Fortunately, dynamics within the science-faith relationship have changed dramatically in recent generations. Einstein’s theories of relativity showed the universe to be far less mechanistic and predictable than Newton thought. Problems with Darwin’s assumptions made atheistic evolution less tenable.

And Christians have increasingly accepted the fact that the Bible was not intended to be a science textbook. While we believe that God’s word speaks with authority and truth to every subject it addresses, we also know that it was not written to define the age of the earth or size of the universe. It tells us what we need to know to follow Jesus, not all we would like to know about the world he created. So long as scientific declarations do not contradict intentional biblical truth, there can be no conflict between the two. All truth is indeed God’s truth.

A biblical approach to creation

Let’s apply this mindset to the question of creation. What did the biblical authors actually tell us about our origins?  First, God created all that is (Genesis 1:1) and pronounced it very good (v. 31). Second, he created life in the sea and birds in the air (vs. 20-21), living creatures on land (v. 24) and mankind in his image to “rule” all the life he created (v. 27‒28).
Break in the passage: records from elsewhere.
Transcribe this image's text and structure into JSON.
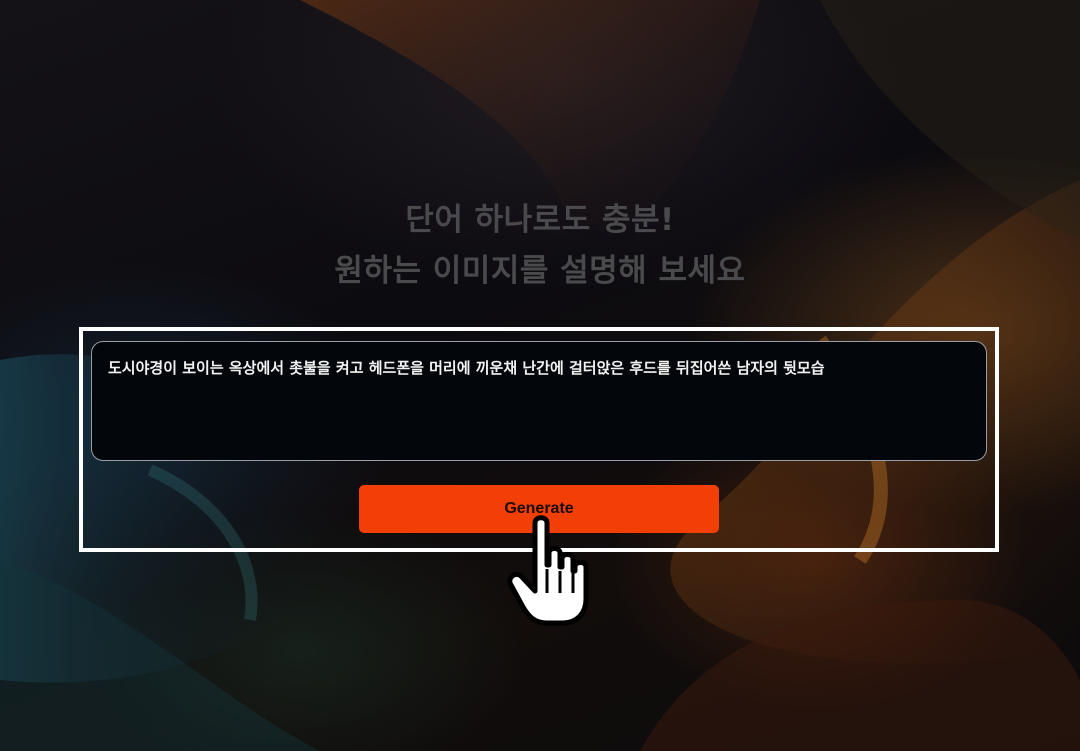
{
  "headline": {
    "line1": "단어 하나로도 충분!",
    "line2": "원하는 이미지를 설명해 보세요"
  },
  "prompt": {
    "value": "도시야경이 보이는 옥상에서 촛불을 켜고 헤드폰을 머리에 끼운채 난간에 걸터앉은 후드를 뒤집어쓴 남자의 뒷모습"
  },
  "actions": {
    "generate_label": "Generate"
  },
  "colors": {
    "button": "#f23f05",
    "panel_border": "#ffffff",
    "headline": "#4a4a4d"
  },
  "icons": {
    "cursor": "pointing-hand-cursor-icon"
  }
}
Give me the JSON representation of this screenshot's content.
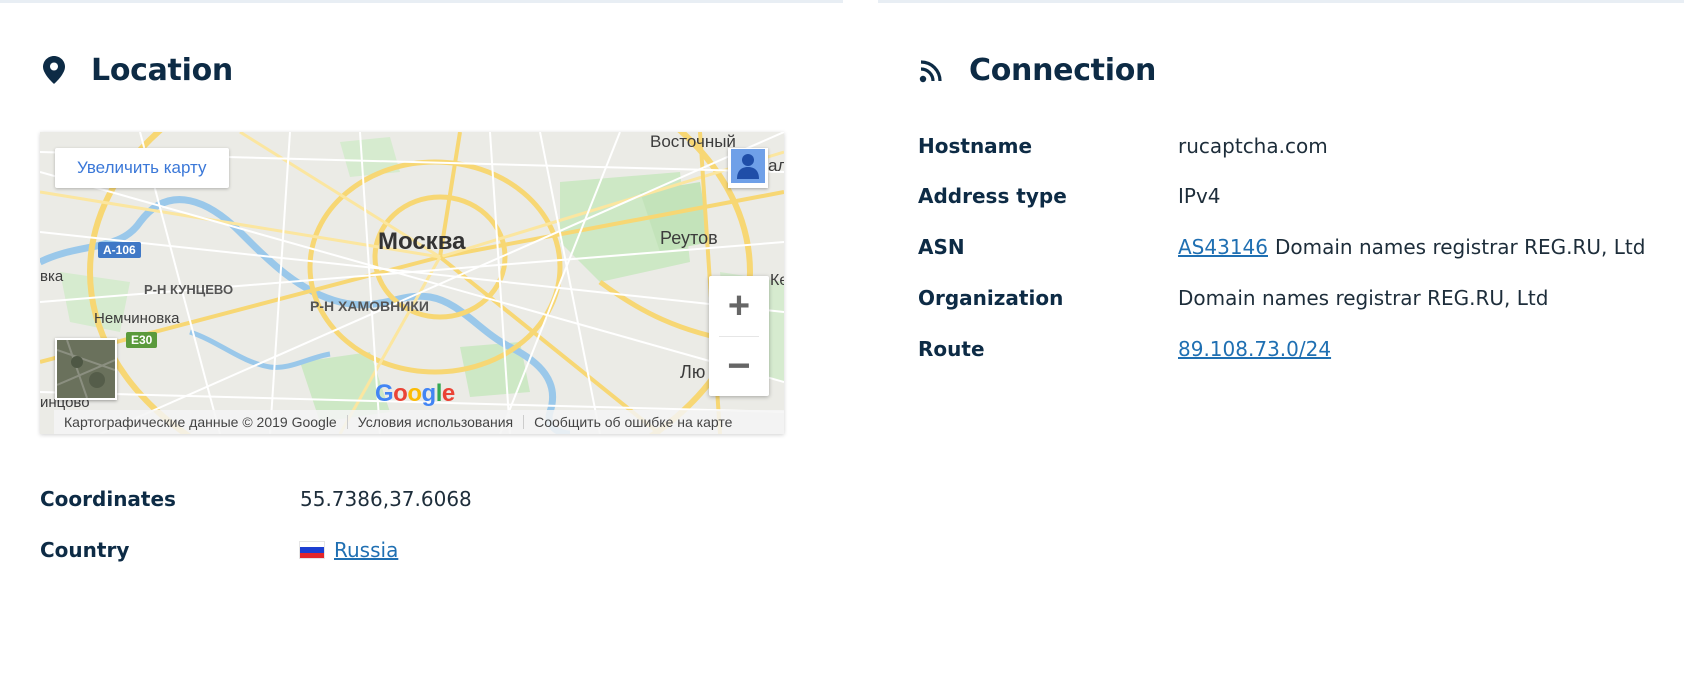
{
  "location": {
    "title": "Location",
    "icon": "map-pin-icon",
    "map": {
      "enlarge_label": "Увеличить карту",
      "labels": {
        "moscow": "Москва",
        "vostochny": "Восточный",
        "reutov": "Реутов",
        "kuntsevo": "Р-Н КУНЦЕВО",
        "khamovniki": "Р-Н ХАМОВНИКИ",
        "nemchinovka": "Немчиновка",
        "a106": "A-106",
        "e30": "E30",
        "vka": "вка",
        "intsovo": "инцово",
        "lyu": "Лю",
        "al": "ал",
        "ke": "Ке"
      },
      "zoom_in": "+",
      "zoom_out": "−",
      "google": [
        "G",
        "o",
        "o",
        "g",
        "l",
        "e"
      ],
      "footer": {
        "map_data": "Картографические данные © 2019 Google",
        "terms": "Условия использования",
        "report": "Сообщить об ошибке на карте"
      }
    },
    "rows": [
      {
        "label": "Coordinates",
        "value": "55.7386,37.6068"
      },
      {
        "label": "Country",
        "value": "Russia"
      }
    ]
  },
  "connection": {
    "title": "Connection",
    "icon": "rss-signal-icon",
    "rows": [
      {
        "label": "Hostname",
        "value": "rucaptcha.com"
      },
      {
        "label": "Address type",
        "value": "IPv4"
      },
      {
        "label": "ASN",
        "link": "AS43146",
        "value": "Domain names registrar REG.RU, Ltd"
      },
      {
        "label": "Organization",
        "value": "Domain names registrar REG.RU, Ltd"
      },
      {
        "label": "Route",
        "link": "89.108.73.0/24"
      }
    ]
  },
  "colors": {
    "heading": "#0d2b45",
    "link": "#1f6fb2",
    "map_button_text": "#3b78d8"
  }
}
Third, God created the universe in six “days,” the Hebrew word for a defined period of time. These were not necessarily 24-hour days marked by sunrise and sunset. In fact, while “there was evening, and there was morning” each “day,” God didn’t create the sun and the moon until the fourth “day.” Some of the ancient rabbis thought Genesis meant that God created the universe in six literal days; others believed he created in six acts with undetermined periods of time between them; still others argued that he created in six “eons” or “ages.” Genesis doesn’t specify, because the answer is of no practical significance to our lives.

When did he create the universe?  Again, Genesis doesn’t say. If I could tell you precisely how old the universe is, would such information change your life today?  However, some have told us more than the Bible says. For instance, in the 1650s, an Irish archbishop named James Ussher added up the biblical genealogies and decided that God made the world in the year 4004 B.C. His dating system was printed in the margin of the first Scofield Study Bible (published in 1909), so that generations of Bible students believed the Bible “teaches” that the world is 6,000 years old.

While current geological estimates place our planet at 4.5 billion years of age, “young earth” theorists, influenced by biblical genealogies and other interpretations, aren’t so sure. Some use “Flood Geology” to claim that the pressures caused by Noah’s flood made the earth appear far older than it is. Others claim that God created the universe six to ten millennia ago, but made the world to appear older than it is. Still others argue for a “gap” between Genesis 1:1 (when God first made the universe) and verse 2 (when he remade it, presumably after Satan’s “fall,” a few millennia ago).

What should we believe about creation?  That God did it. How long ago?  In how many days?  Apparently we don’t need to know, or we would. His word tells us all that is essential for living in his will. Where it is silent, it is best if we take the hint.